Some denture wearers need to wear their dentures without removing them for a certain period of time. This allows your dentist to make the critical initial adjustments for proper fit, and to identify any pressure points that may be causing discomfort.
Care of your denture
Dentures today are made from very advanced materials designed to give you a natural appearance.
However, keep in mind that just like your teeth, dentures should be cared for with diligence. This means daily brushing and regular visits to your dentist for minor adjustments.
Just like natural teeth, dentures need to be cleansed of plaque, food particles and other debris. Keeping your dentures in top shape will also help keep the soft tissues of your mouth healthy; an unclean or malformed denture can cause infections and irritation.
Remember to rinse and brush your dentures after every meal, and soak them in denture solution overnight. This also allows your gums to breathe while you sleep.
Here are some simple techniques for keeping your dentures clean:
• People can brush their dentures in a variety of ways. Some people use soap and water or a slightly abrasive toothpaste. Popular denture pastes and creams also can be used.
• Avoid using highly abrasive chemicals or pastes, or vigorously brushing with hard bristled toothbrushes. These can scratch or even crack dentures.
• Hold your dentures gently to avoid loosening a tooth.
• Clean your dentures with cool or tepid water over a water-filled sink. Hot water may warp a denture. A small washcloth placed in the bottom of the bowl will ensure that your denture isn’t damaged if it falls.
• Soak your dentures overnight in any commercially available product like Efferdent or Polident and remember to rinse your dentures before placing them back in your mouth.
• Remember to use a separate toothbrush to clean your own natural teeth, as well as all of your gum tissues. In lieu of a toothbrush, a soft washcloth may be used to wipe your gums.
Over time, even daily care of your dentures may require them to be cleaned by the dentist. A powerful ultrasonic cleaner may be used to remove hard accumulations of tartar and other substances.
People’s mouths undergo change all of the time. Gums change shape; in many cases, gums tend to shrink over time after teeth have been extracted.
Most denture wearers experience a break-in period of as long as two months, during which the tissues surrounding their extracted teeth must heal.
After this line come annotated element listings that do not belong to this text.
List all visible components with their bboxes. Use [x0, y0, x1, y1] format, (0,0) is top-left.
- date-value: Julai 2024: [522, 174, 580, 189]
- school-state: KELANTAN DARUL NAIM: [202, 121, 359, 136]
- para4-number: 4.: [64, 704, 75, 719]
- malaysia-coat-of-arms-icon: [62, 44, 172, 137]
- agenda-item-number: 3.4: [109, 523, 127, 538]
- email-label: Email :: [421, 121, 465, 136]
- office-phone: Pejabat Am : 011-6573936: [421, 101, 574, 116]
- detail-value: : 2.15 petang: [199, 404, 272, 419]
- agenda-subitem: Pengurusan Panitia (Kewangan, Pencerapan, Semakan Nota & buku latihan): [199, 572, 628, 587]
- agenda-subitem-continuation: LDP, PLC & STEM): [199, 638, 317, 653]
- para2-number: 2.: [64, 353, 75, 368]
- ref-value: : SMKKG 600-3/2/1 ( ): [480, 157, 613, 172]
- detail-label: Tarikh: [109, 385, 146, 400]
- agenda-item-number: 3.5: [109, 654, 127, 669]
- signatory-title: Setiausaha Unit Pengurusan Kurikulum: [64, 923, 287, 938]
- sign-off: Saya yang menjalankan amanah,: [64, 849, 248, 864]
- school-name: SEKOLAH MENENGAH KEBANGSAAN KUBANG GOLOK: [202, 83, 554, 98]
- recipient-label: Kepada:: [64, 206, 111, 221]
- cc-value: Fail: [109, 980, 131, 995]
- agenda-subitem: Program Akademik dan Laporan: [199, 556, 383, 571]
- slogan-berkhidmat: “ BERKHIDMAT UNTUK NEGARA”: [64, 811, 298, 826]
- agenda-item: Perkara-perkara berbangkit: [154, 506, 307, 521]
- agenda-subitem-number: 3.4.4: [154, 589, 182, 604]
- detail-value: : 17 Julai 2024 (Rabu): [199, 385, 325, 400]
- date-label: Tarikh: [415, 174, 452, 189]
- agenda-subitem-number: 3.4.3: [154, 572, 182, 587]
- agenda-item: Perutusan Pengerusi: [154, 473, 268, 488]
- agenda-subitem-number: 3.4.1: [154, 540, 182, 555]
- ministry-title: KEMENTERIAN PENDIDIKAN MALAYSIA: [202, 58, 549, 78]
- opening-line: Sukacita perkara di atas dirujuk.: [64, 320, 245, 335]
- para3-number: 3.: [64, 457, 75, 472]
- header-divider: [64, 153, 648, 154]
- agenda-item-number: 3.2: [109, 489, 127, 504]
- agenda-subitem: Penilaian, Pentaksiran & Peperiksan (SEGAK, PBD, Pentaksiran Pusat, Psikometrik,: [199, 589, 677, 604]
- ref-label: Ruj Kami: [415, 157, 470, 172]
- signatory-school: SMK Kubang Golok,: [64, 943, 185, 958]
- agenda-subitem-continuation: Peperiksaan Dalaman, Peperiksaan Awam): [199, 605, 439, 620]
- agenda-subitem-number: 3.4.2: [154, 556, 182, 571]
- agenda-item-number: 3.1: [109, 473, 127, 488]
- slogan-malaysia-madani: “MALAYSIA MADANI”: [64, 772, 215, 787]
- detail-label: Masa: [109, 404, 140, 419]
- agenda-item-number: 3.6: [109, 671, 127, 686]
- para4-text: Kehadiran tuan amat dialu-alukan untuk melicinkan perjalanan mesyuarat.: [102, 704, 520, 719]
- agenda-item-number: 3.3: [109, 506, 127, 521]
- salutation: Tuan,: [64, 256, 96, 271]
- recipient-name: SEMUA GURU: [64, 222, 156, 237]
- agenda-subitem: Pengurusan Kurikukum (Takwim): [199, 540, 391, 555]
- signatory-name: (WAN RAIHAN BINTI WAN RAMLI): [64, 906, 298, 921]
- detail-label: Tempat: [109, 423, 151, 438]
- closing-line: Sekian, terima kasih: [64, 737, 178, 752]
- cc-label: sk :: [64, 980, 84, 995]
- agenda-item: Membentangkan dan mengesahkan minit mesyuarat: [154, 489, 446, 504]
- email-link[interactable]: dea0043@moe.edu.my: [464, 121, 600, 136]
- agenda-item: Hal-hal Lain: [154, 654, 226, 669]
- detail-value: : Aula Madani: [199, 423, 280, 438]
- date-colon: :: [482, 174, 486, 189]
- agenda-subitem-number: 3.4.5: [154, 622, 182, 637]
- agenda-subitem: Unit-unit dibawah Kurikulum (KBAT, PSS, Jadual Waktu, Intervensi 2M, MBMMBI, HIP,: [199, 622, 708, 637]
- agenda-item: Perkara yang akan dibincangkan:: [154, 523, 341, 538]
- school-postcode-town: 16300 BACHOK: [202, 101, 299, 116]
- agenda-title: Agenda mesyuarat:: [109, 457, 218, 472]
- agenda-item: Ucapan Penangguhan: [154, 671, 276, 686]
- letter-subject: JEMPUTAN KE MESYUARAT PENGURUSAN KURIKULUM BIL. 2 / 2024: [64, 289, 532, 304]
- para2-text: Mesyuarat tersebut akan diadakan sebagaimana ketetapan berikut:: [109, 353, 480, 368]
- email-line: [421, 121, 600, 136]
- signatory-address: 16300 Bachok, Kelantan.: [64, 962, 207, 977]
Conventional denture wearers must periodically visit their dentist to have the appliances adjusted. This is because patient’s gums sometimes change shape or shrink; moreover, daily maintenance of the appliances over time may also obviate the need for minor adjustments.
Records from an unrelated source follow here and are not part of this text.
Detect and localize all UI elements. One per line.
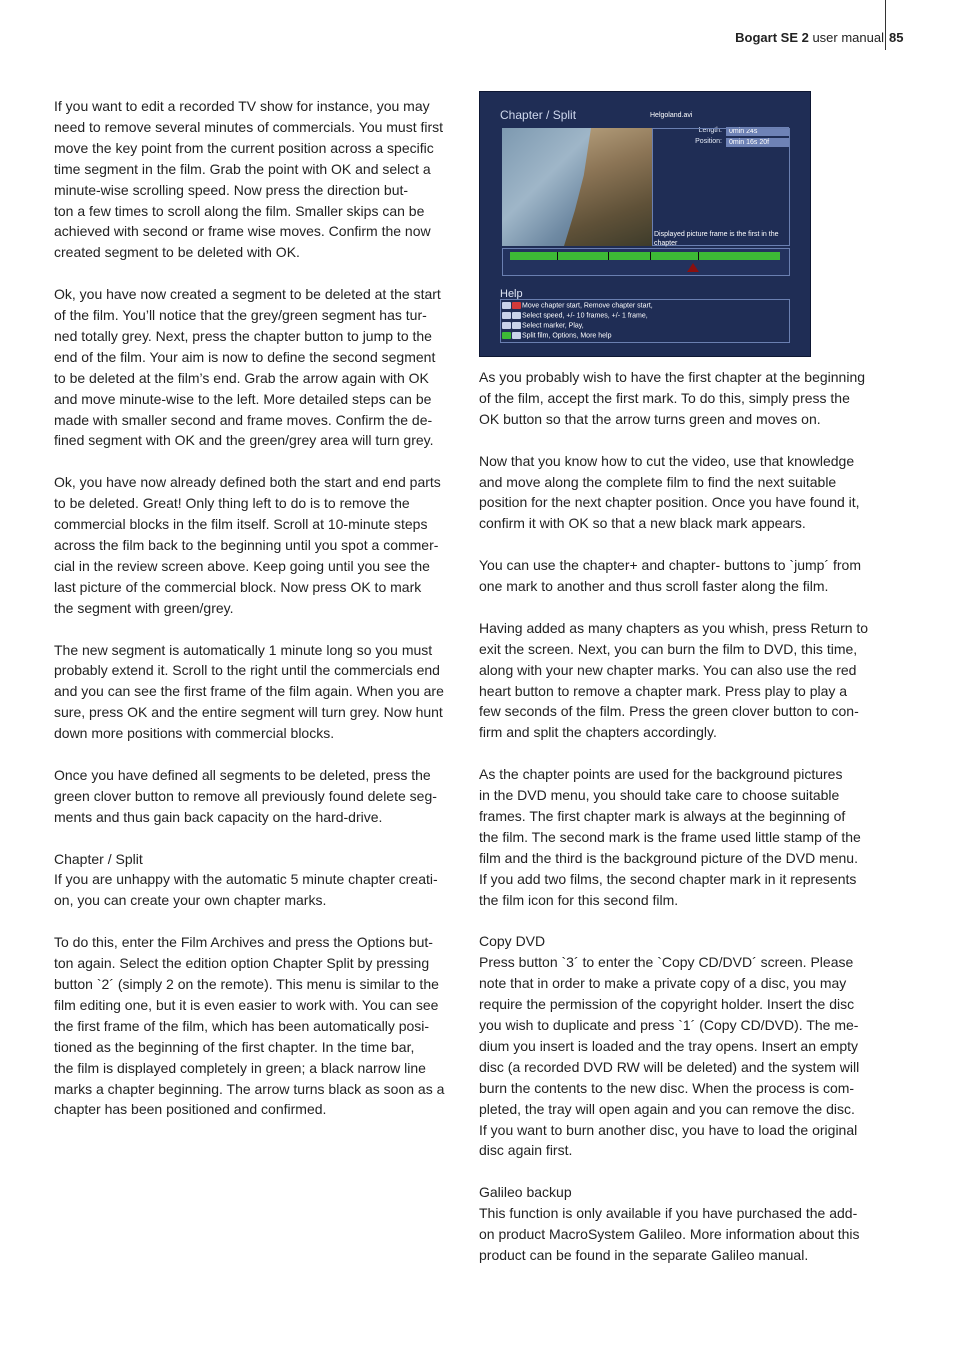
chapter-split-screenshot — [479, 91, 811, 357]
paragraph: The new segment is automatically 1 minute long so you must probably extend it. Scroll to the right until the commercials end and you can see the first frame of the film again. When you are sure, press OK and the entire segment will turn grey. Now hunt down more positions with commercial blocks. — [54, 641, 444, 742]
film-filename: Helgoland.avi — [650, 112, 693, 119]
info-box — [652, 128, 790, 246]
paragraph: Ok, you have now already defined both the start and end parts to be deleted. Great! Only thing left to do is to remove the commercial blocks in the film itself. Scroll at 10-minute steps across the film back to the beginning until you spot a commer- cial in the review screen above. Keep going until you see the last picture of the commercial block. Now press OK to mark the segment with green/grey. — [54, 474, 441, 616]
right-column — [479, 367, 889, 1287]
marker-key-icon — [502, 322, 511, 329]
screen-title: Chapter / Split — [500, 108, 577, 122]
paragraph: To do this, enter the Film Archives and press the Options but- ton again. Select the edition option Chapter Split by pressing button `2´ (simply 2 on the remote). This menu is similar to the film editing one, but it is even easier to work with. You can see the first frame of the film, which has been automatically posi- tioned as the beginning of the first chapter. In the time bar, the film is displayed completely in green; a black narrow line marks a chapter beginning. The arrow turns black as soon as a chapter has been positioned and confirmed. — [54, 934, 445, 1118]
length-label: Length: — [698, 127, 722, 134]
paragraph: As the chapter points are used for the background pictures in the DVD menu, you should take care to choose suitable frames. The first chapter mark is always at the beginning of the film. The second mark is the frame used little stamp of the film and the third is the background picture of the DVD menu. If you add two films, the second chapter mark in it represents the film icon for this second film. — [479, 766, 861, 908]
green-clover-key-icon — [502, 332, 511, 339]
length-value: 0min 24s — [726, 127, 789, 136]
paragraph: Now that you know how to cut the video, use that knowledge and move along the complete film to find the next suitable position for the next chapter position. Once you have found it, confirm it with OK so that a new black mark appears. — [479, 452, 860, 532]
page-number: 85 — [889, 30, 904, 45]
frames-key-icon — [512, 312, 521, 319]
chapter-mark — [650, 252, 651, 260]
paragraph: Chapter / Split If you are unhappy with the automatic 5 minute chapter creati- on, you can create your own chapter marks. — [54, 850, 438, 909]
help-line: Select marker, Play, — [502, 322, 584, 329]
paragraph: As you probably wish to have the first chapter at the beginning of the film, accept the first mark. To do this, simply press the OK button so that the arrow turns green and moves on. — [479, 369, 866, 427]
paragraph: Having added as many chapters as you whish, press Return to exit the screen. Next, you can burn the film to DVD, this time, along with your new chapter marks. You can also use the red heart button to remove a chapter mark. Press play to play a few seconds of the film. Press the green clover button to con- firm and split the chapters accordingly. — [479, 619, 869, 741]
chapter-mark — [557, 252, 558, 260]
position-value: 0min 16s 20f — [726, 138, 789, 147]
ok-key-icon — [502, 302, 511, 309]
paragraph: Ok, you have now created a segment to be deleted at the start of the film. You’ll notice that the grey/green segment has tur- ned totally grey. Next, press the chapter button to jump to the end of the film. Your aim is now to define the second segment to be deleted at the film’s end. Grab the arrow again with OK and move minute-wise to the left. More detailed steps can be made with smaller second and frame moves. Confirm the de- fined segment with OK and the green/grey area will turn grey. — [54, 286, 441, 449]
help-label: Help — [500, 288, 523, 300]
timebar — [510, 252, 780, 260]
film-preview-frame — [502, 128, 652, 246]
left-column — [54, 96, 464, 1141]
options-key-icon — [512, 332, 521, 339]
cliff-image — [564, 128, 652, 246]
paragraph: Once you have defined all segments to be deleted, press the green clover button to remove all previously found delete seg- ments and thus gain back capacity on the hard-drive. — [54, 766, 437, 825]
paragraph: If you want to edit a recorded TV show for instance, you may need to remove several minutes of commercials. You must first move the key point from the current position across a specific time segment in the film. Grab the point with OK and select a minute-wise scrolling speed. Now press the direction but- ton a few times to scroll along the film. Smaller skips can be achieved with second or frame wise moves. Confirm the now created segment to be deleted with OK. — [54, 98, 444, 261]
help-line: Split film, Options, More help — [502, 332, 611, 339]
chapter-mark — [698, 252, 699, 260]
running-header — [735, 30, 884, 45]
speed-key-icon — [502, 312, 511, 319]
frame-note: Displayed picture frame is the first in the chapter — [654, 231, 779, 247]
position-label: Position: — [695, 138, 722, 145]
chapter-arrow-icon — [687, 263, 699, 272]
manual-suffix: user manual — [808, 30, 884, 45]
paragraph: You can use the chapter+ and chapter- buttons to `jump´ from one mark to another and thus scroll faster along the film. — [479, 557, 861, 595]
play-key-icon — [512, 322, 521, 329]
red-heart-key-icon — [512, 302, 521, 309]
manual-brand: Bogart SE 2 — [735, 30, 809, 45]
paragraph: Galileo backup This function is only available if you have purchased the add- on product MacroSystem Galileo. More information about this product can be found in the separate Galileo manual. — [479, 1184, 860, 1263]
help-line: Move chapter start, Remove chapter start, — [502, 302, 653, 309]
header-divider — [885, 0, 886, 50]
paragraph: Copy DVD Press button `3´ to enter the `Copy CD/DVD´ screen. Please note that in order to make a private copy of a disc, you may require the permission of the copyright holder. Insert the disc you wish to duplicate and press `1´ (Copy CD/DVD). The me- dium you insert is loaded and the tray opens. Insert an empty disc (a recorded DVD RW will be deleted) and the system will burn the contents to the new disc. When the process is com- pleted, the tray will open again and you can remove the disc. If you want to burn another disc, you have to load the original disc again first. — [479, 933, 860, 1159]
chapter-mark — [608, 252, 609, 260]
help-line: Select speed, +/- 10 frames, +/- 1 frame, — [502, 312, 648, 319]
Adjustments are critical because a loose-fitting appliance, or one that has not been adjusted to compensate for gum or jaw changes could cause pressure points, leading to mouth sores and possible infection. Regular dental visits also provide an opportunity to replace or repair loose teeth, or make small repairs to dentures that may have become chipped or cracked.
Over the long run, the base of a denture may need to be “re-lined” because of wear and tear from constantly rubbing against your soft palate or roof of your mouth.
Technology advancements have made dentures very natural looking; however, it is only natural for first-time denture wearers to be self-conscious about their appearance and speech. Over time, a denture wearer’s confidence level increases, and this usually ceases to be an issue.
Like any new thing, caring for dentures takes practice.
Under normal circumstances, denture wearers can eat most foods with confidence that their appliance will not shift. Caution must be taken, however, to avoid certain kinds of hot, hard, crunchy, chewy or sticky foods. During the break-in period, denture wearers are usually advised to eat on both sides of their mouth so the appliances don’t get out of balance, or tip to one side.
In general, dentures that fit well may still need a small measure of help staying put. A good quality denture adhesive is acceptable. Older, poorly fitting dentures may damage the soft tissues of the mouth, and should be replaced as soon as possible.